Are you able to successfully identify potential retaliation claims in your workplace? Consider the following. . .
(**These incidents are based on real cases. Names and other details were changed.**)
Bickering Managers + Sexual Harassment Complaint = 1 HR Headache
You have two management-level employees (James and Jennifer) who are constantly arguing. It is no secret they would each like to see the other fired.
You heard a rumor that they almost went to blows about a scheduling issue, and their screaming match was witnessed by other employees and customers. You plan to bring them both into your office to discuss their behavior and discipline them for their unprofessional conduct.
Before you get a chance to talk to them, Jennifer comes to your office and complains that two former employees abruptly quit because James had created a hostile working environment. Jennifer claims that James sexually harassed these employees, and he had propositioned one of the former employees in exchange for a raise.
What should you do?
- Do nothing about the sexual harassment complaint since the complaint is hearsay about former employees, and continue with the planned meeting regarding the managers’ unprofessional behavior.
- Do nothing about the sexual harassment complaint since the complaining manager is not credible, and discipline them both for their unprofessional behavior.

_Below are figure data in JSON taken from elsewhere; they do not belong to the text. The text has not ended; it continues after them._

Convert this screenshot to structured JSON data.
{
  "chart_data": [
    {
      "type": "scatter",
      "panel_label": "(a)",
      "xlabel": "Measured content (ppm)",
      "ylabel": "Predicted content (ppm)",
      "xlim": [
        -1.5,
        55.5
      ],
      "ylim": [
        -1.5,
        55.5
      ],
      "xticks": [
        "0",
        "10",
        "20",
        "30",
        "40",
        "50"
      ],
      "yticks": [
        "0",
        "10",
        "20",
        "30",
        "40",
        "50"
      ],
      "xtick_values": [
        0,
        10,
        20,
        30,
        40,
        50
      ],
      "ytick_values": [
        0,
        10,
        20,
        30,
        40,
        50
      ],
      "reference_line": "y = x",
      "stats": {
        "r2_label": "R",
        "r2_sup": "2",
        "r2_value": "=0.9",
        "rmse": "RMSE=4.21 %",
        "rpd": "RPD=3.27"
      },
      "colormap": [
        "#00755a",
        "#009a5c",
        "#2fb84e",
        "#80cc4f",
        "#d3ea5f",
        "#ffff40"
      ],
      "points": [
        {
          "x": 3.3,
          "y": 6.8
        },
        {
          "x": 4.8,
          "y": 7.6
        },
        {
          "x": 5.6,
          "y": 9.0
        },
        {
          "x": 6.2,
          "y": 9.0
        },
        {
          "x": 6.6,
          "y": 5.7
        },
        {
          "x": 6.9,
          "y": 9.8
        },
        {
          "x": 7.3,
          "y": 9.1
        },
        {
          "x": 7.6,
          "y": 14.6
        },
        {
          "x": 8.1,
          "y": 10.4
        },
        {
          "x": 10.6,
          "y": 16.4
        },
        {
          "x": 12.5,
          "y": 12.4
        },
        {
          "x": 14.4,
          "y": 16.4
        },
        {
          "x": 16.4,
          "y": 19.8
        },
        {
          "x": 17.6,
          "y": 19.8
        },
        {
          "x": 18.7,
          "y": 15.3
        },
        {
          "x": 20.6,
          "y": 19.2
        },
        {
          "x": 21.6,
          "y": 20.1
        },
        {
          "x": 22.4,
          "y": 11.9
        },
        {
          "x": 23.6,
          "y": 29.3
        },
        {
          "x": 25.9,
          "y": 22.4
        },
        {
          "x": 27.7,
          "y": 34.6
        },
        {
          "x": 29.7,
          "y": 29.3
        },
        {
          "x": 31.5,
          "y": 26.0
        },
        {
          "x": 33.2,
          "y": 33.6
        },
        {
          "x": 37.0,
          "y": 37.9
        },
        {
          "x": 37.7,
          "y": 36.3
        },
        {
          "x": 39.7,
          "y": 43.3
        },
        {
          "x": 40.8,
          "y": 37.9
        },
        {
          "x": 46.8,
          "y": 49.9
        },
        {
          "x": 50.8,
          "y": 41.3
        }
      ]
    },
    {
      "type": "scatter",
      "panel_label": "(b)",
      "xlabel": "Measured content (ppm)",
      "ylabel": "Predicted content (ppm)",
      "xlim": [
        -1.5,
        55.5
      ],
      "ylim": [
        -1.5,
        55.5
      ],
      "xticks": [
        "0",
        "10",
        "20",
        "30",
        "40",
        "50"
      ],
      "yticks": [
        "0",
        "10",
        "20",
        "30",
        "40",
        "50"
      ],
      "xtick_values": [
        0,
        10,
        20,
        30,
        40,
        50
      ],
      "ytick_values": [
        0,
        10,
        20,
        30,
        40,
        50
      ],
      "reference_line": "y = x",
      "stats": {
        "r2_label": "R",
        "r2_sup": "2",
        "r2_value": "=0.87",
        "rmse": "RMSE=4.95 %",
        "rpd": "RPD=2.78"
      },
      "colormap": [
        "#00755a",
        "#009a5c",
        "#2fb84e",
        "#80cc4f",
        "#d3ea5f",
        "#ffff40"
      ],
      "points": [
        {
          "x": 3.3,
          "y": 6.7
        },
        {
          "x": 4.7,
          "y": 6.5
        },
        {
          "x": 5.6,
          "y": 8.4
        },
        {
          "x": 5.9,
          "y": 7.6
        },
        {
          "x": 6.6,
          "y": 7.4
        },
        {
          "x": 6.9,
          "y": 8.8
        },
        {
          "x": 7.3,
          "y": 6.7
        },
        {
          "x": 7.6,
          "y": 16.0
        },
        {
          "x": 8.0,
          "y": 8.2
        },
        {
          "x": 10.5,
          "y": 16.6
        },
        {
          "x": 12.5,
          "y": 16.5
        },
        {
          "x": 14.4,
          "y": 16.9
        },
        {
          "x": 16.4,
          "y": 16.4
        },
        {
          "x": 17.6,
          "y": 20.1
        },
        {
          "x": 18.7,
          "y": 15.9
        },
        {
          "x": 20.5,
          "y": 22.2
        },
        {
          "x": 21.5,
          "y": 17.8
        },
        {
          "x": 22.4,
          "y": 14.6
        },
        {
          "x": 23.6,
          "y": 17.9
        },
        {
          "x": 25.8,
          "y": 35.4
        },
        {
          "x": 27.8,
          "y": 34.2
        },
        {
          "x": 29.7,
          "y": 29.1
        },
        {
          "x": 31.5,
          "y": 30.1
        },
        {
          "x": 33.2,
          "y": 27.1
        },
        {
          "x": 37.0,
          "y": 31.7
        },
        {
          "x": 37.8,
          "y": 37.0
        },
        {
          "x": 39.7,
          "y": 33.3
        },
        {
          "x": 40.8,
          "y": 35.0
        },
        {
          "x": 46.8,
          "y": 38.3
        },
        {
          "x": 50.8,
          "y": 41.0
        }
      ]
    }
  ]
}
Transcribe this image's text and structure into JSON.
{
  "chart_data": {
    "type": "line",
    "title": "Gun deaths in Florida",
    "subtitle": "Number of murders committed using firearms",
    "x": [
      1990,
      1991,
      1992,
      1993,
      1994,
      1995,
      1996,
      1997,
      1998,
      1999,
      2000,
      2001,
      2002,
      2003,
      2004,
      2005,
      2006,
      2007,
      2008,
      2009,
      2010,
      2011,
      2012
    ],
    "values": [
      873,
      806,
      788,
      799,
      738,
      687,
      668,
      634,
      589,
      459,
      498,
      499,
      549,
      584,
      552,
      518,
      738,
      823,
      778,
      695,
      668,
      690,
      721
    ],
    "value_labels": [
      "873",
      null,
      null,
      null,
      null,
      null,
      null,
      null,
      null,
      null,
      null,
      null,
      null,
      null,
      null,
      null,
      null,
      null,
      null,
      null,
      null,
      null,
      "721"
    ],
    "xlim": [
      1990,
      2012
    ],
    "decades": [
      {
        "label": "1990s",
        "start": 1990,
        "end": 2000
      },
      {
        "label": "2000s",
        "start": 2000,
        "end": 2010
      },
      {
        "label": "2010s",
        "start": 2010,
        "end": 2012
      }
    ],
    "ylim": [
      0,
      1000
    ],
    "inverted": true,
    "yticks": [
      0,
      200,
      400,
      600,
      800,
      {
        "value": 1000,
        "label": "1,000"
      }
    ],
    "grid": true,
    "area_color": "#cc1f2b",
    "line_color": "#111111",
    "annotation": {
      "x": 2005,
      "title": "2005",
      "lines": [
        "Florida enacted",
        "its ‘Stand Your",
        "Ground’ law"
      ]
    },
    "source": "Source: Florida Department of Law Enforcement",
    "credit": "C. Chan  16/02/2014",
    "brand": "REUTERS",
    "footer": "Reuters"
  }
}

- Investigate the sexual harassment and continue with the planned meeting with both managers about their behavior. Regardless of the outcome of the meeting with the managers, you cannot discipline the female manager because she brought a sexual harassment complaint to your attention.
- Investigate the sexual harassment complaint and address the unprofessional behavior of both managers. Upon completion of the meeting with the managers, take whatever disciplinary action is appropriate.